In a letter published in Science, a group of Brazilian researchers denounced the bill, calling it an attack on the networks that support biodiversity, and arguing that it conflicts with the Brazilian constitution, Article 225, which states “all have the right to an ecologically balanced environment”
“In case of the law approval, it would be easier to apply the precedent principle, and override the creation of protected areas created previously to the law,” Dr. Fernando A. O. Silveira, a professor at the Universidade Federal de Minas Gerais, told mongabay.org. “This would affect not only biodiversity, but also indigenous peoples and tribes. The extent to which it could jeopardize indigenous people is incalculable.”

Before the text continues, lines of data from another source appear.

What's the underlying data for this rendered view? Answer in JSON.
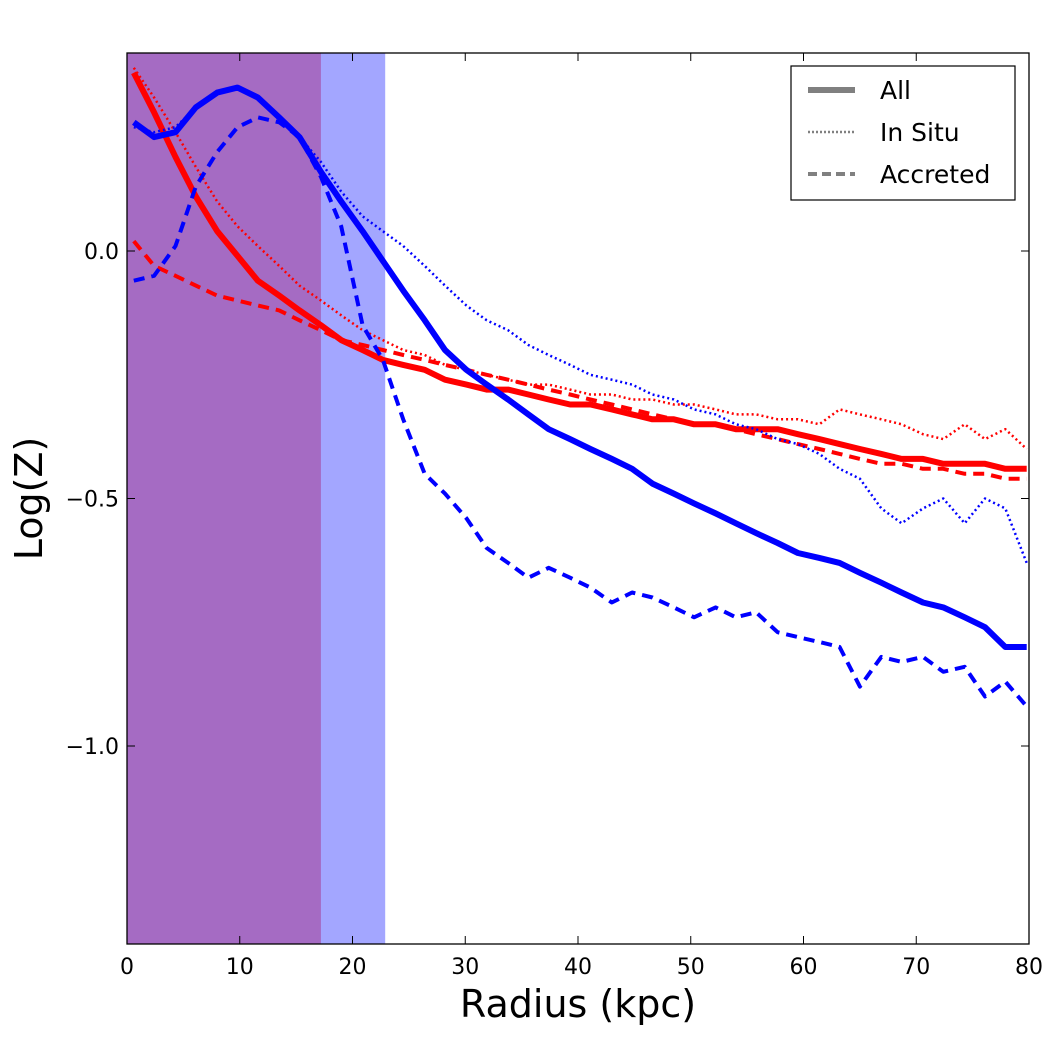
{
  "chart_data": {
    "type": "line",
    "title": "",
    "xlabel": "Radius (kpc)",
    "ylabel": "Log(Z)",
    "xlim": [
      0,
      80
    ],
    "ylim": [
      -1.4,
      0.4
    ],
    "xticks": [
      0,
      10,
      20,
      30,
      40,
      50,
      60,
      70,
      80
    ],
    "xtick_labels": [
      "0",
      "10",
      "20",
      "30",
      "40",
      "50",
      "60",
      "70",
      "80"
    ],
    "yticks": [
      0.0,
      -0.5,
      -1.0
    ],
    "ytick_labels": [
      "0.0",
      "−0.5",
      "−1.0"
    ],
    "shaded_regions": [
      {
        "name": "blue-region",
        "x0": 0,
        "x1": 22.9,
        "color": "#a3a6ff"
      },
      {
        "name": "red-region",
        "x0": 0,
        "x1": 17.2,
        "color": "#a56bc3"
      }
    ],
    "legend": {
      "position": "top-right",
      "entries": [
        {
          "label": "All",
          "style": "solid"
        },
        {
          "label": "In Situ",
          "style": "dotted"
        },
        {
          "label": "Accreted",
          "style": "dashed"
        }
      ]
    },
    "series": [
      {
        "name": "red-all",
        "color": "#ff0000",
        "style": "solid",
        "x": [
          0.6,
          2.4,
          4.3,
          6.1,
          8.0,
          9.8,
          11.6,
          13.5,
          15.3,
          17.2,
          19.0,
          20.9,
          22.7,
          24.5,
          26.4,
          28.2,
          30.1,
          31.9,
          33.8,
          35.6,
          37.4,
          39.3,
          41.1,
          43.0,
          44.8,
          46.6,
          48.5,
          50.3,
          52.2,
          54.0,
          55.8,
          57.7,
          59.5,
          61.4,
          63.2,
          65.0,
          66.9,
          68.7,
          70.6,
          72.4,
          74.3,
          76.1,
          77.9,
          79.8
        ],
        "y": [
          0.36,
          0.28,
          0.19,
          0.11,
          0.04,
          -0.01,
          -0.06,
          -0.09,
          -0.12,
          -0.15,
          -0.18,
          -0.2,
          -0.22,
          -0.23,
          -0.24,
          -0.26,
          -0.27,
          -0.28,
          -0.28,
          -0.29,
          -0.3,
          -0.31,
          -0.31,
          -0.32,
          -0.33,
          -0.34,
          -0.34,
          -0.35,
          -0.35,
          -0.36,
          -0.36,
          -0.36,
          -0.37,
          -0.38,
          -0.39,
          -0.4,
          -0.41,
          -0.42,
          -0.42,
          -0.43,
          -0.43,
          -0.43,
          -0.44,
          -0.44
        ]
      },
      {
        "name": "red-in-situ",
        "color": "#ff0000",
        "style": "dotted",
        "x": [
          0.6,
          2.4,
          4.3,
          6.1,
          8.0,
          9.8,
          11.6,
          13.5,
          15.3,
          17.2,
          19.0,
          20.9,
          22.7,
          24.5,
          26.4,
          28.2,
          30.1,
          31.9,
          33.8,
          35.6,
          37.4,
          39.3,
          41.1,
          43.0,
          44.8,
          46.6,
          48.5,
          50.3,
          52.2,
          54.0,
          55.8,
          57.7,
          59.5,
          61.4,
          63.2,
          65.0,
          66.9,
          68.7,
          70.6,
          72.4,
          74.3,
          76.1,
          77.9,
          79.8
        ],
        "y": [
          0.37,
          0.31,
          0.24,
          0.17,
          0.1,
          0.05,
          0.01,
          -0.03,
          -0.07,
          -0.1,
          -0.13,
          -0.16,
          -0.18,
          -0.2,
          -0.21,
          -0.23,
          -0.24,
          -0.25,
          -0.26,
          -0.27,
          -0.27,
          -0.28,
          -0.29,
          -0.29,
          -0.3,
          -0.3,
          -0.31,
          -0.31,
          -0.32,
          -0.33,
          -0.33,
          -0.34,
          -0.34,
          -0.35,
          -0.32,
          -0.33,
          -0.34,
          -0.35,
          -0.37,
          -0.38,
          -0.35,
          -0.38,
          -0.36,
          -0.4
        ]
      },
      {
        "name": "red-accreted",
        "color": "#ff0000",
        "style": "dashed",
        "x": [
          0.6,
          2.4,
          4.3,
          6.1,
          8.0,
          9.8,
          11.6,
          13.5,
          15.3,
          17.2,
          19.0,
          20.9,
          22.7,
          24.5,
          26.4,
          28.2,
          30.1,
          31.9,
          33.8,
          35.6,
          37.4,
          39.3,
          41.1,
          43.0,
          44.8,
          46.6,
          48.5,
          50.3,
          52.2,
          54.0,
          55.8,
          57.7,
          59.5,
          61.4,
          63.2,
          65.0,
          66.9,
          68.7,
          70.6,
          72.4,
          74.3,
          76.1,
          77.9,
          79.8
        ],
        "y": [
          0.02,
          -0.03,
          -0.05,
          -0.07,
          -0.09,
          -0.1,
          -0.11,
          -0.12,
          -0.14,
          -0.16,
          -0.18,
          -0.19,
          -0.2,
          -0.21,
          -0.22,
          -0.23,
          -0.24,
          -0.25,
          -0.26,
          -0.27,
          -0.28,
          -0.29,
          -0.3,
          -0.31,
          -0.32,
          -0.33,
          -0.34,
          -0.35,
          -0.35,
          -0.36,
          -0.37,
          -0.38,
          -0.39,
          -0.4,
          -0.41,
          -0.42,
          -0.43,
          -0.43,
          -0.44,
          -0.44,
          -0.45,
          -0.45,
          -0.46,
          -0.46
        ]
      },
      {
        "name": "blue-all",
        "color": "#0000ff",
        "style": "solid",
        "x": [
          0.6,
          2.4,
          4.3,
          6.1,
          8.0,
          9.8,
          11.6,
          13.5,
          15.3,
          17.2,
          19.0,
          20.9,
          22.7,
          24.5,
          26.4,
          28.2,
          30.1,
          31.9,
          33.8,
          35.6,
          37.4,
          39.3,
          41.1,
          43.0,
          44.8,
          46.6,
          48.5,
          50.3,
          52.2,
          54.0,
          55.8,
          57.7,
          59.5,
          61.4,
          63.2,
          65.0,
          66.9,
          68.7,
          70.6,
          72.4,
          74.3,
          76.1,
          77.9,
          79.8
        ],
        "y": [
          0.26,
          0.23,
          0.24,
          0.29,
          0.32,
          0.33,
          0.31,
          0.27,
          0.23,
          0.16,
          0.1,
          0.04,
          -0.02,
          -0.08,
          -0.14,
          -0.2,
          -0.24,
          -0.27,
          -0.3,
          -0.33,
          -0.36,
          -0.38,
          -0.4,
          -0.42,
          -0.44,
          -0.47,
          -0.49,
          -0.51,
          -0.53,
          -0.55,
          -0.57,
          -0.59,
          -0.61,
          -0.62,
          -0.63,
          -0.65,
          -0.67,
          -0.69,
          -0.71,
          -0.72,
          -0.74,
          -0.76,
          -0.8,
          -0.8
        ]
      },
      {
        "name": "blue-in-situ",
        "color": "#0000ff",
        "style": "dotted",
        "x": [
          0.6,
          2.4,
          4.3,
          6.1,
          8.0,
          9.8,
          11.6,
          13.5,
          15.3,
          17.2,
          19.0,
          20.9,
          22.7,
          24.5,
          26.4,
          28.2,
          30.1,
          31.9,
          33.8,
          35.6,
          37.4,
          39.3,
          41.1,
          43.0,
          44.8,
          46.6,
          48.5,
          50.3,
          52.2,
          54.0,
          55.8,
          57.7,
          59.5,
          61.4,
          63.2,
          65.0,
          66.9,
          68.7,
          70.6,
          72.4,
          74.3,
          76.1,
          77.9,
          79.8
        ],
        "y": [
          0.25,
          0.24,
          0.25,
          0.29,
          0.32,
          0.33,
          0.31,
          0.27,
          0.23,
          0.18,
          0.12,
          0.07,
          0.04,
          0.01,
          -0.03,
          -0.07,
          -0.11,
          -0.14,
          -0.16,
          -0.19,
          -0.21,
          -0.23,
          -0.25,
          -0.26,
          -0.27,
          -0.29,
          -0.3,
          -0.32,
          -0.33,
          -0.35,
          -0.36,
          -0.38,
          -0.39,
          -0.41,
          -0.44,
          -0.46,
          -0.52,
          -0.55,
          -0.52,
          -0.5,
          -0.55,
          -0.5,
          -0.52,
          -0.63
        ]
      },
      {
        "name": "blue-accreted",
        "color": "#0000ff",
        "style": "dashed",
        "x": [
          0.6,
          2.4,
          4.3,
          6.1,
          8.0,
          9.8,
          11.6,
          13.5,
          15.3,
          17.2,
          19.0,
          20.9,
          22.7,
          24.5,
          26.4,
          28.2,
          30.1,
          31.9,
          33.8,
          35.6,
          37.4,
          39.3,
          41.1,
          43.0,
          44.8,
          46.6,
          48.5,
          50.3,
          52.2,
          54.0,
          55.8,
          57.7,
          59.5,
          61.4,
          63.2,
          65.0,
          66.9,
          68.7,
          70.6,
          72.4,
          74.3,
          76.1,
          77.9,
          79.8
        ],
        "y": [
          -0.06,
          -0.05,
          0.01,
          0.13,
          0.2,
          0.25,
          0.27,
          0.26,
          0.23,
          0.15,
          0.05,
          -0.15,
          -0.22,
          -0.34,
          -0.45,
          -0.49,
          -0.54,
          -0.6,
          -0.63,
          -0.66,
          -0.64,
          -0.66,
          -0.68,
          -0.71,
          -0.69,
          -0.7,
          -0.72,
          -0.74,
          -0.72,
          -0.74,
          -0.73,
          -0.77,
          -0.78,
          -0.79,
          -0.8,
          -0.88,
          -0.82,
          -0.83,
          -0.82,
          -0.85,
          -0.84,
          -0.9,
          -0.87,
          -0.92
        ]
      }
    ]
  }
}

Protected areas in Brazil are known hotspots of biodiversity, play a critical role in reducing greenhouse gas emissions, and are home to traditional, indigenous and quilombola communities (settlements first established by runaway slaves, and inhabited by their descendents). More than 2,100 protected areas span the country, conserving vital habitat in the Amazon, Cerrado, Atlantic Forest, Pantanal, Caatinga and marine biomes.
Authored by Federal Deputy Toninho Pinheiro (PP / Mato Grosso), Bill PL 3,751 / 2015 specifically aims to add new language to the National System of Conservation Units (SNUC) Law (9.985 / 2000), which governs the establishment of all conservation and protected areas in Brazil.
Pinheiro belongs to the right wing União Democrática Ruralista party, known as the ruralists. The party supports private property owners’ interests over governmental or public agrarian reform processes. The bancada ruralista, the ruralist lobby in Brazil has gained significant political power in the past decade and currently controls at least 40 percent of seats in the congress, making the passage of this bill a real possibility. The Temer administration is also indebted to the ruralists who twice voted largely as a bloc to protect investigations from proceeding against the president on corruption charges.
“It is very likely [that this law will be enacted],” Silveira told mongabay.org. “Many recent examples of environmental regress are taking place in Brazil. There are many examples of protected area downgrading and downsizing throughout the country. Most of these changes have passed unnoticed by the population — some of the [votes occurred] during vacations, New Year’s Eve, and the World Cup, when Brazilians are focused on soccer games.”
Between 1981 and 2010, 45 million hectares (roughly 174,000 square miles) of protected areas were downgraded or lost due to reclassification or declassification; 70 percent of this loss occurred after 2008, when the bancada ruralista became increasingly dominant. Most of these changes were made to make way for hydroelectric mega-dams in the Amazon region, a policy especially pursued by the Rousseff administration (2011-2016). Since coming to power, the Temer government has continued in its support of the ruralist agenda, which elevates industrial agribusiness and large-scale mining interests over environmental and indigenous concerns.
“This new bill is an unprecedented act against our protected areas, virtually preventing the creation of new protected areas,” Silveira said. “We need people to make a stand against this drawback, otherwise it will be approved. We are calling all Brazilians to vote against the bill. If you’re Brazilian and do not want the dismantling of our protected area network, please visit and vote disagree (discordo).”
The bill has passed in the Brazilian Environment Committee and is awaiting a vote in the Finance and Taxation Committee. Though presidential elections could delay the process, it is likely this committee vote will occur in 2018.
Mongabay reached out to Federal Deputy Toninho Pinheiro for comment on this issue and has not yet received a reply.